The Lords of the Caraffi enjoy at present in Naples many Signiories, as particularly the Dutchy of Matalone, which they had enjoyed a hundred years before Paul the fourth, without interruption, being anciently Dukes from the time of Ferdinando first King of Naples, and reckon’d amongst his principal Favourites; and are still esteem’d of very well by the Crown of Spain, though in the revolutions of Naples, upon I know not what considerations, the affection Philip the fourth had for a long time for the Duke of Matalone, was observed to grow cold.
This Branch that remained in Naples received no benefit or advantage by that which was establish’d in Rome, which last being extinguish’d by the two Popes aforesaid by the death and sequestration of so many Caraffi; the other remained in Naples daily augmenting by the favours and priledges they receive from the Crown of Spain.
Neither are the Neopolitan Caraffi of the same condition with the Roman, they having nothing, as many believe, or at least, very little of the Church Lands in their possession, which continued not long to the other House, not so much as to the second Generation; and therefore these Lords are still so considerable in Naples, because their Estates sprang rather from the reward of their valour, than the oppression of the poor.
All this notwithstanding, the People of Naples were always disaffected to the House of Matalone; for which reason in the Revolution of Masanello, Don Joseph Caraffa was slain by the fury of the People, his heart pull’d out of his breast, and his body drawn all about the City, with this Exclamation, This is he that betray’d the most faithful People of Naples. Besides, there were several Palaces of the Dukes, full of inestimable Furniture, burnt, without being able to preserve one; and I being then in Naples, heard several cry, We must burn all, to purge the House of Caraffa from the Leprosie of the rest of the Caraffi; alluding to them who in the time of Paul the Fourth had made themselves odious to all the World, as well as to Rome.
The Family of the Buoncompagni was considerable above thirty years after the death of Gregory the Thirteenth, which was the Person rais’d them to that height; for though before they were in some degree of Nobility, yet their Estate was but narrow and small; however in the twelve years of his Papacy he let them get so much, that without any great difficulty, they liv’d like Princes after the death of that Pope, who died in March 1585.

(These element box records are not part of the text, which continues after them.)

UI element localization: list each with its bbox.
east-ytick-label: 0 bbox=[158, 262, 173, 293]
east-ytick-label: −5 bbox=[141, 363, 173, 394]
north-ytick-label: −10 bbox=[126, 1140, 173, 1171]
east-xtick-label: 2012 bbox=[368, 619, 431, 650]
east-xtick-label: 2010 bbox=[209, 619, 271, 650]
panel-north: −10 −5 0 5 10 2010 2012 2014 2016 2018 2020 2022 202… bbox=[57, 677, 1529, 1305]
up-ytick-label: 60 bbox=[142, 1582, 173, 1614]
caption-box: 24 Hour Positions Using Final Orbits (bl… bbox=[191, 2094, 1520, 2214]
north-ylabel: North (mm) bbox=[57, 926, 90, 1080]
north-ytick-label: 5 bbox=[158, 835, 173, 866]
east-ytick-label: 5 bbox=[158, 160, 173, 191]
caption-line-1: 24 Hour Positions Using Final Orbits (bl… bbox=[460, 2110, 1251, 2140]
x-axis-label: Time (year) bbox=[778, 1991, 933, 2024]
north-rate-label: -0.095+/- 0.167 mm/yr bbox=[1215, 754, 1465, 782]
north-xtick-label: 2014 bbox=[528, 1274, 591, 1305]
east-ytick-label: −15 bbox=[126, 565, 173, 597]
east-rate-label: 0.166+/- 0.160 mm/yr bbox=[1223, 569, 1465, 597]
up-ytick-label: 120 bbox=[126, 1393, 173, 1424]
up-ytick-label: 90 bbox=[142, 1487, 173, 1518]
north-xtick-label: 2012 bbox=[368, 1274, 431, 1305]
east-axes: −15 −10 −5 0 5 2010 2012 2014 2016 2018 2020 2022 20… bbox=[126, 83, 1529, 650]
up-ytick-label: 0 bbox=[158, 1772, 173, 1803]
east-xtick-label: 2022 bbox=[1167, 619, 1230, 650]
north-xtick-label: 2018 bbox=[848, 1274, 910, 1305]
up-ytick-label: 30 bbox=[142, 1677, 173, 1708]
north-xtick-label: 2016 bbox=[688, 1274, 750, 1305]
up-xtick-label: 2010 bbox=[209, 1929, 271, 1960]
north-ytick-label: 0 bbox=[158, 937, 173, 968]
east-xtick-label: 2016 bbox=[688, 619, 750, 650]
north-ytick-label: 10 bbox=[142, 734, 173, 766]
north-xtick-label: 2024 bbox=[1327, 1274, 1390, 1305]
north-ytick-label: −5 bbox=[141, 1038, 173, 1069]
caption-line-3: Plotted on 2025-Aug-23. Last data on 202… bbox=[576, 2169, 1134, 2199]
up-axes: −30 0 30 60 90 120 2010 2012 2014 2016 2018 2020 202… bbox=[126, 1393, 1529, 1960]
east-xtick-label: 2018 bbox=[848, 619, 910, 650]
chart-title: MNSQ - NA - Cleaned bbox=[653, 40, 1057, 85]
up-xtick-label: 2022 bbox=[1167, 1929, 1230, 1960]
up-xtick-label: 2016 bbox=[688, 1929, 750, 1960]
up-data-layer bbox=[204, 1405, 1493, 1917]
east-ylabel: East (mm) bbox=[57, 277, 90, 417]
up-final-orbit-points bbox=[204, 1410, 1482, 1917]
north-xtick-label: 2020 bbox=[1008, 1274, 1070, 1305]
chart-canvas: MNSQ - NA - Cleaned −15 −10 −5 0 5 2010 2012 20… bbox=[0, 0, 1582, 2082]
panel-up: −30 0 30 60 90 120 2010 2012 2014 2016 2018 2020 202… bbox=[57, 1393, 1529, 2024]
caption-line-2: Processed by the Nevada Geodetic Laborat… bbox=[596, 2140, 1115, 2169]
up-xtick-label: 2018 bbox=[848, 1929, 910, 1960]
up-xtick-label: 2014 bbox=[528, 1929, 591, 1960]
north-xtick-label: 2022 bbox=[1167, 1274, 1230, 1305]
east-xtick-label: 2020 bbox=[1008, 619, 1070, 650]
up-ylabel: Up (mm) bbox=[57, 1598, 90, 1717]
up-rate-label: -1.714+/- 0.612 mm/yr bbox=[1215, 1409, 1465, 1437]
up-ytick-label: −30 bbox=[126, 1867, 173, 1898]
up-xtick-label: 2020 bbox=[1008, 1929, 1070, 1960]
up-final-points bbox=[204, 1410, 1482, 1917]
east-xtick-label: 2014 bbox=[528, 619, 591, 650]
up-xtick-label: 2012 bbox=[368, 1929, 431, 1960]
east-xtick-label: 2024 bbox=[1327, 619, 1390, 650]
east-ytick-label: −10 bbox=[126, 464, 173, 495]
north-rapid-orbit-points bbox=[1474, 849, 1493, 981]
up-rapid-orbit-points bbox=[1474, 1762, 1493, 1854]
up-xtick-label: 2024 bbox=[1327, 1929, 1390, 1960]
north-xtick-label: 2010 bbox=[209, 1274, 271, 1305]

Giacomo Buoncompagno, General for the Holy Church, left many Sons all rich, and allied to good Houses; notwithstanding in a short time all was consumed: and though there was not one lavish or profuse person in the Family, though they had several Cardinalships and other Charges in Rome, yet could not all prevent their growing worse every day: And had not two Marriages sustained them, and put them into the condition they are in, which yet is but mean in respect of the grandeur they were in before, they had certainly before this been destroy’d.
But the greatest wonder, in the particular of the sudden destruction of the Popes Families, was in the House of Peretti rais’d by Sixtus the Fifth. That Pope, to immortalize his Name, and the Grandeur of his House, which was but of very low extraction, married two of his Nephews, or Nephews Sons, I know not which, into the principallest Families in Rome; giving each of them considerable Estates in Land, and an infinite quantity of Money: and that it might not meet with any untoward accident to subvert it, he settled their Estates in the surest and best places he could, thinking thereby to secure and establish his Family.
Ten years after the death of Sixtus, there were seven Males of the House of Peretti alive, that is, in the year 1600. all of them very rich; but particularly they which had the Inheritance of Cardinal Montalto, who left his Nephews an Estate of a hundred thousand Crowns in yearly Rent, besides what they had afore.
Many People conceiv’d this Family was establish’d for ever; and who would not have thought so, considering the number and fertility of the Males, their Alliance with the greatest Families, their Riches, and in short, their enjoyment of all things necessary to the immortalizing a Family? Yet the Name, the Wealth, the Granduer of this House, did all vanish like smoak at the death of Cardinal Froucesco Peretti, who died in the beginning of Innocent the Tenth’s Papacy, with no small trouble to the Romans, who loved his person exceedingly, having found him full of actions of generosity and nobleness to all that had to do with him.
And so was the House of Peretti extinct, not being able to continue half an Age. Yet notwithstanding, the death of the Cardinal was the rise of another Family from the Pope, which is called the Savelli, into which one of his Sisters was married, who remained Heir to a vast and inestimable Patrimony. Some People are confident, That if the House of Peretti had continued, the Savelli would have been in an ill condition; so as there was no great hurt done, to lose one Family, and have another rais’d.